Simmering tension in Xinjiang erupted in 2009, with riots in the regional capital Urumqi in which almost 200 people died. China says Xinjiang separatists have been behind a series of subsequent attacks, including an explosion in Beijing’s Tiananmen Square in 2013, which killed two tourists; an attack on a railway station in Kunming in March last year that killed 31; and an attack on a market in the regional capital Urumqi soon afterwards that killed 35. The authorities have responded with what they have called an “iron fist” campaign against terrorism and religious extremists. In May, officials said they had cracked more than 180 such gangs in the previous 12 months.
China has said it is also seeking to win hearts and minds to reduce the influence of extremist thought. However reports of official bans on beards for students, and bans on Muslim civil servants and students from fasting during Ramadan, have upset some. And some critics have said the life sentence handed last year to Uighur academic Ilham Tohti -- who China accused of promoting separatism but who supporters said was just encouraging debate about policy in the region -- suggested moderate voices were not welcomed.
Signs of dissent came recently with reports that Zhao Xinwei, the editor-in-chief of the region’s top party newspaper, the Xinjiang Daily, had been expelled from the party and put under investigation for making "groundless comments" on national policy. His views, state media said, were “inconsistent with the central and local Party's stand on significant issues, including ethnic separatism, terrorism and religious extremism.” Analysts said the removal of an official from such a key post was highly unusual.

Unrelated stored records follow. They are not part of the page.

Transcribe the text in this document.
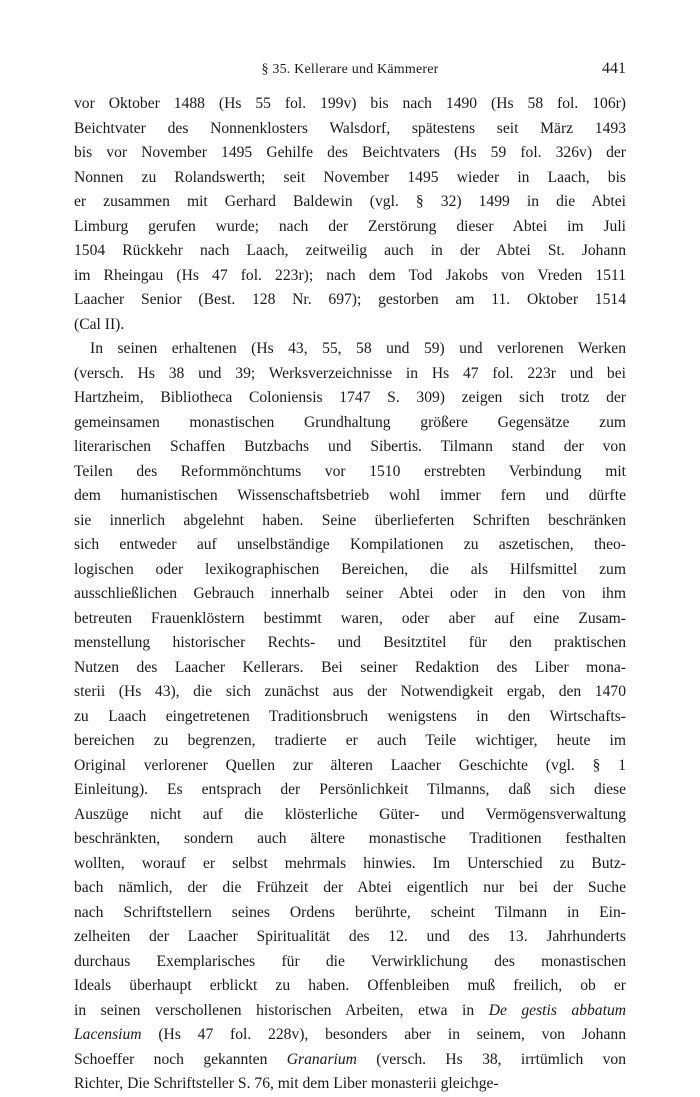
§ 35. Kellerare und Kämmerer	441
vor Oktober 1488 (Hs 55 fol. 199v) bis nach 1490 (Hs 58 fol. 106r)
Beichtvater des Nonnenklosters Walsdorf, spätestens seit März 1493
bis vor November 1495 Gehilfe des Beichtvaters (Hs 59 fol. 326v) der
Nonnen zu Rolandswerth; seit November 1495 wieder in Laach, bis
er zusammen mit Gerhard Baldewin (vgl. § 32) 1499 in die Abtei
Limburg gerufen wurde; nach der Zerstörung dieser Abtei im Juli
1504 Rückkehr nach Laach, zeitweilig auch in der Abtei St. Johann
im Rheingau (Hs 47 fol. 223r); nach dem Tod Jakobs von Vreden 1511
Laacher Senior (Best. 128 Nr. 697); gestorben am 11. Oktober 1514
(Cal II).
In seinen erhaltenen (Hs 43, 55, 58 und 59) und verlorenen Werken
(versch. Hs 38 und 39; Werksverzeichnisse in Hs 47 fol. 223r und bei
Hartzheim, Bibliotheca Coloniensis 1747 S. 309) zeigen sich trotz der
gemeinsamen monastischen Grundhaltung größere Gegensätze zum
literarischen Schaffen Butzbachs und Sibertis. Tilmann stand der von
Teilen des Reformmönchtums vor 1510 erstrebten Verbindung mit
dem humanistischen Wissenschaftsbetrieb wohl immer fern und dürfte
sie innerlich abgelehnt haben. Seine überlieferten Schriften beschränken
sich entweder auf unselbständige Kompilationen zu aszetischen, theo-
logischen oder lexikographischen Bereichen, die als Hilfsmittel zum
ausschließlichen Gebrauch innerhalb seiner Abtei oder in den von ihm
betreuten Frauenklöstern bestimmt waren, oder aber auf eine Zusam-
menstellung historischer Rechts- und Besitztitel für den praktischen
Nutzen des Laacher Kellerars. Bei seiner Redaktion des Liber mona-
sterii (Hs 43), die sich zunächst aus der Notwendigkeit ergab, den 1470
zu Laach eingetretenen Traditionsbruch wenigstens in den Wirtschafts-
bereichen zu begrenzen, tradierte er auch Teile wichtiger, heute im
Original verlorener Quellen zur älteren Laacher Geschichte (vgl. § 1
Einleitung). Es entsprach der Persönlichkeit Tilmanns, daß sich diese
Auszüge nicht auf die klösterliche Güter- und Vermögensverwaltung
beschränkten, sondern auch ältere monastische Traditionen festhalten
wollten, worauf er selbst mehrmals hinwies. Im Unterschied zu Butz-
bach nämlich, der die Frühzeit der Abtei eigentlich nur bei der Suche
nach Schriftstellern seines Ordens berührte, scheint Tilmann in Ein-
zelheiten der Laacher Spiritualität des 12. und des 13. Jahrhunderts
durchaus Exemplarisches für die Verwirklichung des monastischen
Ideals überhaupt erblickt zu haben. Offenbleiben muß freilich, ob er
in seinen verschollenen historischen Arbeiten, etwa in De gestis abbatum
Lacensium (Hs 47 fol. 228v), besonders aber in seinem, von Johann
Schoeffer noch gekannten Granarium (versch. Hs 38, irrtümlich von
Richter, Die Schriftsteller S. 76, mit dem Liber monasterii gleichge-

Following this month's attacks in Paris, China called on the international community to drop its “double standards” and acknowledge what it says is a global threat from the East Turkestan Islamic Movement (ETIM), which China says is behind many attacks in Xinjiang. ETIM was designated a terrorist organization by the U.S. government in 2002 however it does not feature on the U.S. State Department's main list of such groups.

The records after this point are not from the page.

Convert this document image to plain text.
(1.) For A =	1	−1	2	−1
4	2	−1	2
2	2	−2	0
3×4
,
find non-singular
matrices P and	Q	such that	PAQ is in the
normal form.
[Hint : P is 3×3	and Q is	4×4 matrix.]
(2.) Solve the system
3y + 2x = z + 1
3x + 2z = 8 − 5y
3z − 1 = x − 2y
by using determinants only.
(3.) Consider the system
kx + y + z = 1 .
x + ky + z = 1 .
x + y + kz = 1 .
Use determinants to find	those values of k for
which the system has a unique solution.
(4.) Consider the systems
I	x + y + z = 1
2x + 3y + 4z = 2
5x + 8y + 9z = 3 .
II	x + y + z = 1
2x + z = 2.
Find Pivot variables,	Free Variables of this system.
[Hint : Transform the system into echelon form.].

In July, China repatriated 100 Uighurs from Thailand, saying they were suspected of terror links, and it has said that 1,200 people were detained seeking to leave the region illegally in the eight months to January this year.
However critics continue to question China’s approach. Following official reports last week on the “annihilation” of 28 alleged terrorists believed to have been responsible for an attack on a coal mine in September, in which at least 16 people were killed, Human Rights Watch this week called for an international investigation into the incident. It said reports of the clash, in which Chinese police said they used a flamethrower to flush the terror suspects out of a cave, before shooting them dead, had led to “skepticism about Beijing’s tactics and goals.”
Analysts have said China is likely to step up its crackdown in Xinjiang following the Paris attacks, the apparent execution of a Chinese national by ISIS in the Middle East, and the deaths of three Chinese railway executives during last week’s attack on a hotel in the Malian capital Bamako. Authorities in Thailand also said Tuesday that they had charged two ethnic Uighurs, one apparently traveling on a Chinese passport, for carrying out August's bomb attack on a temple in Bangkok which killed 20 people, many of them Chinese tourists.
In a sign of continuing tension surrounding China's approach in Xinjiang, a commentary in the Global Times said that government policies in the region had been “misunderstood, either vilely or out of ignorance, by foreign media and international public opinion who contend that the anti-terrorism campaign is a crackdown on Uyghurs." The author said such observers ignored what he called the party’s “continuous focus on ethnic unity.”